PEI came to Canada Cup to medal
* LHP JP Stevenson (Bedeque), headed to Les McTavish‘s Vauxhall Academy this fall, helped Prince Edward Island start the 24th annual Canada Cup with a two-hit, shutout win over Newfoundland ….
By Todd Devlin
LONDON, Ont. — Jason Monaghan believes if you’re going to set goals, you might as well aim high. So when the head coach of Prince Edward Island’s Youth Selects team met with his staff early in the year to discuss their outlook on the season-ending Canada Cup tournament, the focus was clear.

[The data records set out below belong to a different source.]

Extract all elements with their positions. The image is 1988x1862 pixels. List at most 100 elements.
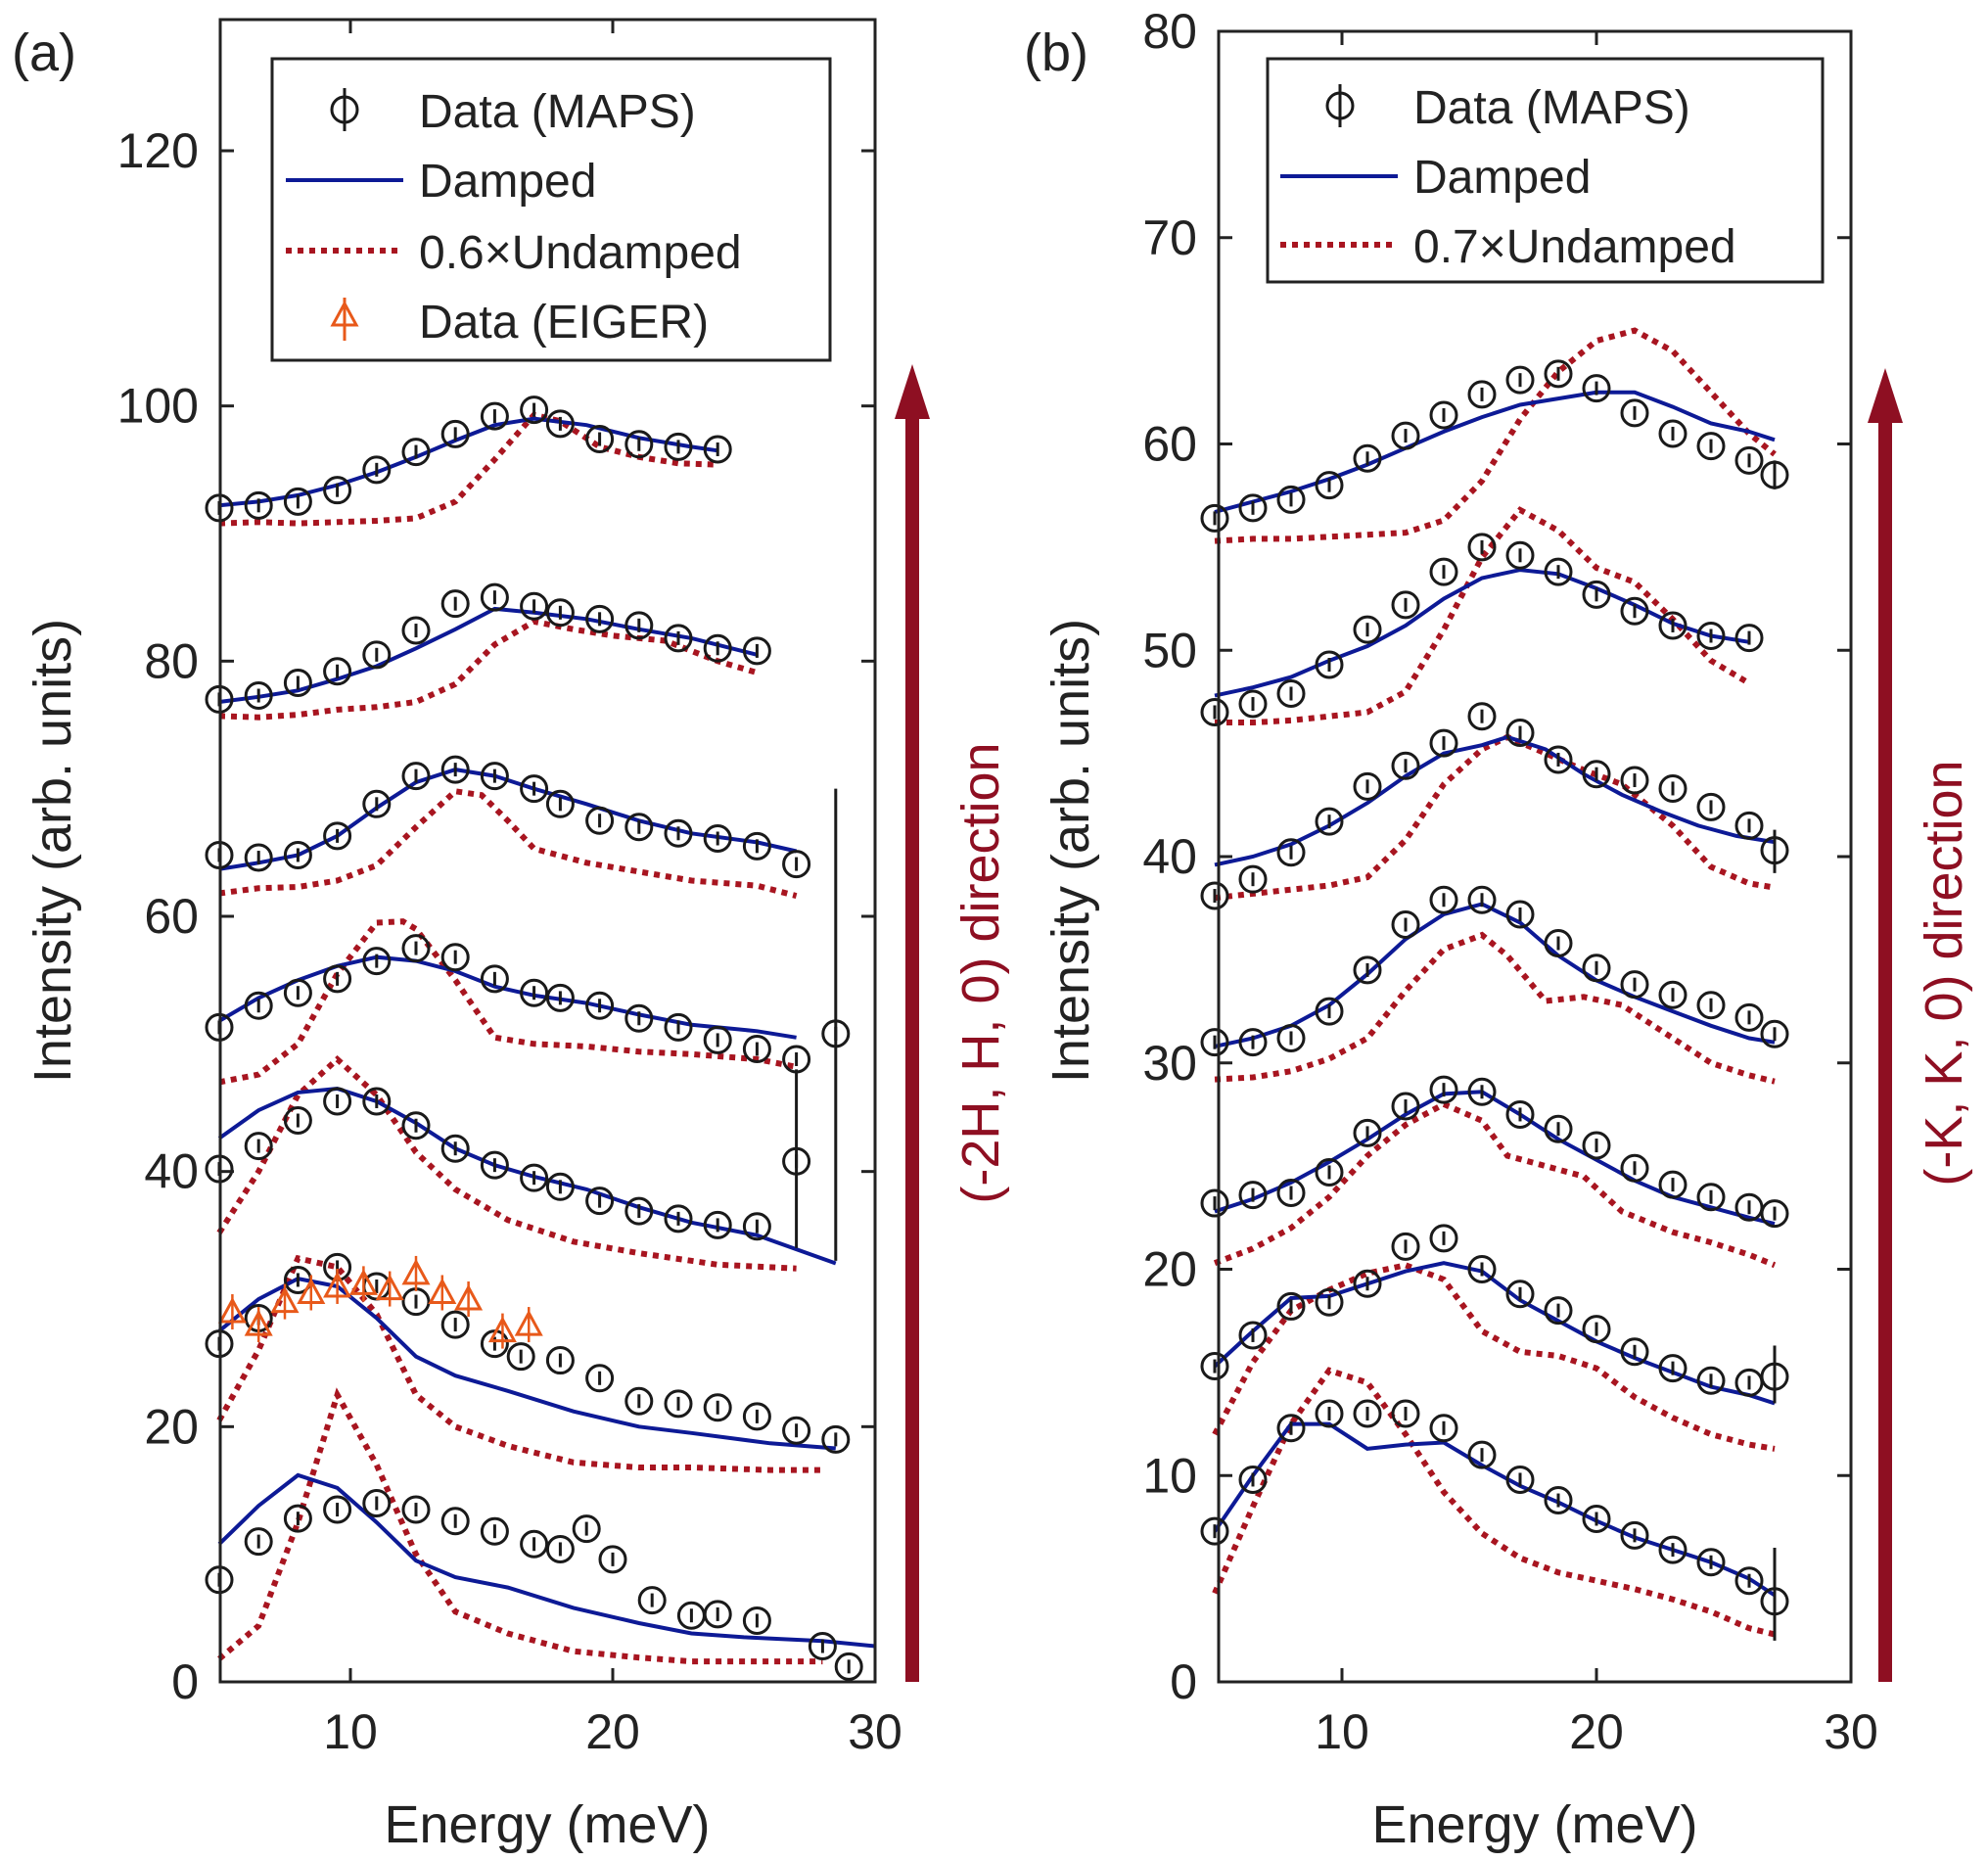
data-point-a-7-7 [440, 419, 470, 448]
undamped-line-a-4 [218, 918, 798, 1086]
data-point-b-1-2 [1238, 1465, 1268, 1494]
data-point-b-4-10 [1544, 929, 1573, 958]
data-point-a-2-13 [664, 1389, 693, 1419]
panel-b: (b) 10 20 30 0 10 20 30 40 50 60 70 80 Energy (meV)… [1024, 4, 1973, 1854]
data-point-b-6-1 [1200, 697, 1229, 726]
x-tick-label-a-30: 30 [848, 1704, 902, 1759]
data-point-a-3-9 [520, 1163, 549, 1192]
data-point-b-4-15 [1734, 1002, 1764, 1032]
data-point-a-2-16 [782, 1416, 811, 1445]
panel-a-label: (a) [12, 23, 76, 82]
data-point-a-3-10 [545, 1172, 575, 1201]
data-point-a-1-2 [244, 1527, 273, 1557]
data-point-a-4-3 [283, 978, 312, 1007]
data-point-b-5-8 [1467, 702, 1497, 731]
data-point-b-3-12 [1620, 1153, 1649, 1183]
data-point-a-1-4 [323, 1495, 352, 1524]
data-point-a-3-11 [585, 1187, 615, 1216]
data-point-b-7-11 [1582, 374, 1611, 403]
data-point-a-4-11 [585, 991, 615, 1020]
damped-line-a-5 [218, 768, 798, 871]
data-point-b-1-15 [1734, 1566, 1764, 1596]
data-point-b-5-9 [1505, 719, 1535, 748]
data-point-b-6-15 [1734, 624, 1764, 653]
data-point-b-1-14 [1696, 1548, 1726, 1577]
data-point-a-1-16 [742, 1606, 771, 1635]
y-tick-label-b-10: 10 [1142, 1448, 1197, 1503]
data-point-a-3-12 [624, 1196, 654, 1226]
data-point-a-5-15 [742, 831, 771, 861]
y-tick-label-b-0: 0 [1170, 1654, 1197, 1709]
panel-a-x-axis-label: Energy (meV) [384, 1795, 710, 1854]
data-point-a-6-5 [362, 640, 392, 670]
data-point-a-2-17 [821, 1424, 851, 1454]
damped-line-b-2 [1213, 1261, 1776, 1406]
data-point-b-5-7 [1429, 728, 1458, 758]
data-point-b-5-1 [1200, 881, 1229, 910]
data-point-b-3-5 [1353, 1118, 1382, 1147]
data-point-b-5-4 [1315, 807, 1344, 836]
panel-b-plot-area [1200, 327, 1789, 1641]
legend-a-eiger-label: Data (EIGER) [419, 297, 709, 349]
data-point-a-5-14 [703, 823, 732, 853]
damped-line-a-3 [217, 1086, 837, 1266]
damped-line-b-7 [1214, 390, 1776, 514]
data-point-a-1-9 [520, 1529, 549, 1559]
data-point-a-7-3 [283, 487, 312, 516]
data-point-a-6-11 [585, 604, 615, 633]
data-point-b-4-11 [1582, 954, 1611, 983]
y-tick-label-a-60: 60 [144, 889, 199, 944]
damped-line-a-1 [217, 1472, 876, 1649]
data-point-a-1-13 [637, 1586, 667, 1615]
data-point-b-1-9 [1505, 1465, 1535, 1494]
data-point-b-5-12 [1620, 766, 1649, 795]
legend-a-eiger-marker-icon [330, 298, 359, 341]
data-point-a-6-14 [703, 633, 732, 663]
undamped-line-a-6 [218, 618, 759, 721]
undamped-line-a-1 [217, 1387, 823, 1665]
data-point-a-3-4 [323, 1087, 352, 1116]
data-point-b-1-11 [1582, 1505, 1611, 1534]
data-point-a-6-10 [545, 598, 575, 628]
data-point-b-5-6 [1391, 751, 1420, 780]
data-point-b-7-2 [1238, 493, 1268, 523]
data-point-b-4-1 [1200, 1028, 1229, 1057]
data-point-b-4-8 [1467, 885, 1497, 914]
data-point-a-3-8 [480, 1150, 509, 1180]
data-point-a-6-9 [520, 591, 549, 621]
data-point-a-3-3 [283, 1106, 312, 1136]
data-point-b-5-11 [1582, 760, 1611, 789]
data-point-b-2-5 [1353, 1269, 1382, 1298]
data-point-a-6-4 [323, 657, 352, 686]
data-point-b-7-4 [1315, 471, 1344, 500]
data-point-a-7-5 [362, 455, 392, 485]
data-point-b-6-11 [1582, 580, 1611, 609]
data-point-b-6-4 [1315, 650, 1344, 679]
data-point-a-5-13 [664, 818, 693, 848]
panel-a-ticks: 10 20 30 0 20 40 60 80 100 120 [117, 20, 902, 1759]
data-point-b-4-13 [1658, 980, 1687, 1009]
x-tick-label-b-20: 20 [1569, 1704, 1624, 1759]
data-point-a-1-3 [283, 1504, 312, 1533]
data-point-a-3-6 [401, 1111, 431, 1140]
data-point-a-3-7 [440, 1134, 470, 1163]
data-point-a-4-15 [742, 1035, 771, 1064]
y-tick-label-b-60: 60 [1142, 417, 1197, 472]
data-point-b-1-6 [1391, 1399, 1420, 1428]
data-point-a-2-14 [703, 1393, 732, 1422]
data-point-b-2-3 [1276, 1291, 1306, 1321]
data-point-b-7-14 [1696, 432, 1726, 461]
data-point-b-6-5 [1353, 615, 1382, 644]
data-point-b-3-16 [1760, 1199, 1789, 1229]
data-point-b-1-7 [1429, 1414, 1458, 1443]
data-point-b-1-13 [1658, 1535, 1687, 1564]
legend-b-damped-label: Damped [1413, 152, 1591, 204]
data-point-a-2-7 [440, 1310, 470, 1339]
data-point-b-7-9 [1505, 365, 1535, 395]
data-point-b-7-10 [1544, 359, 1573, 389]
undamped-line-a-7 [218, 411, 718, 527]
data-point-b-6-10 [1544, 557, 1573, 586]
data-point-b-2-2 [1238, 1321, 1268, 1350]
legend-a-data-marker-icon [330, 88, 359, 131]
data-point-a-4-13 [664, 1012, 693, 1042]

“We set a goal to walk away with a medal,” Monaghan said quite matter-of-factly following his team’s tournament-opening win on Wednesday afternoon — a 3-0 defeat of Newfoundland & Labrador. “A lot of guys [in the past] have come out here and settled … anywhere from fifth to ninth place type of thing. I didn’t want to come here with that assumption that everyone is better than us.”
And so his team put in the work. Monaghan stepped up the program in his second year at the helm and spent countless hours on the field with his province’s top high school-aged ballplayers this summer.
“I think we’re seeing the results of it,” he said. “The last couple of weeks of our season have been really good, so we seem to be peaking at the right time. Hopefully that will carry on through and the boys will come to play this week.”
That was certainly the case in their first game at the 2012 Canada Cup, as they walked away with a shutout victory in the tournament opener. PEI ace JP Stevenson (Bedeque) earned the win, tossing seven scoreless innings and allowing two hits and a walk while striking out six.
The left-handed Stevenson, who is 15 years old, says he’s fully on board with Monaghan’s Canada Cup goals.
“We’ve have a good team this year,” he said. “We’re really aggressive on the base paths, and we play a lot of small ball to move guys around.”
To be frank, that’s something the PEI team will have to do with great success in order to come away with a medal. Based on population alone, Canada’s smallest province always comes into national tournaments as an underdog against the likes of Ontario, British Columbia and Alberta, the notorious baseball powerhouses in the country. Alberta and BC also house elite baseball schools, while Ontario has a number of elite travelling summer teams that make a real difference in the talent level of high school-aged players.
But Monaghan is a believer. He sees plenty of positives within the community in PEI which is why he founded the Eastern Baseball Academy three years ago when he returned from his own collegiate career south of the border. And from what he’s seen, he believes the sport is growing in the province.
“I think it is, especially for this age group,” he said. “I find a lot more kids are interested in seeing what opportunities are out there, which is good to see. And this team [Youth Selects] is something that 12 and 13-year-olds can look forward to when they get a bit older.”
The PEI talent has been on display in London this week. Besides Stevenson’s gem, the team got a nice performance from another 15-year-old — Spencer Horne (Cornwall) — who limited Manitoba to one run in an 8-1 victory on Thursday. The right-hander issued seven walks, but he held the Manitobans to three hits while striking out seven.
In between those contests, right-hander Taylor Larkin (St. Peters) also delivered a strong outing — two runs on four hits with six strikeouts over six innings — despite coming away with a loss in a 4-0 game against New Brunswick. This fall, Larkin will head to Niagara Community College.
And the offense has picked things up. Despite hitting just .212 on the tournament thus far, the team scored 12 runs in their last two contests. Dylan McKenna (Cornwall) and Willem Slauenwhite (Cornwall) have led the way, each going 5-for 12 (.417).
Still, getting to the playoff round won’t be an easy task for the PEI squad. With an 8-4 loss to Saskatchewan on Friday night, Canada’s smallest province now holds a record of 2-2 and sits in a tie with Saskatchewan and trails both Manitoba and Nova Scotia by a half-game in Pool B.
But the important thing is, they’re still in the mix. And whether they have to play an extra game to advance to the winner’s crossover, Monaghan says he’s confident in his team and he believes they’re hungry to do whatever it takes.
“We have a lot of guys that are well-developed … a lot of second-year guys,” he said, adding with a chuckle, “and a lot of guys, frankly, that are sick and tired of losing and want to win.”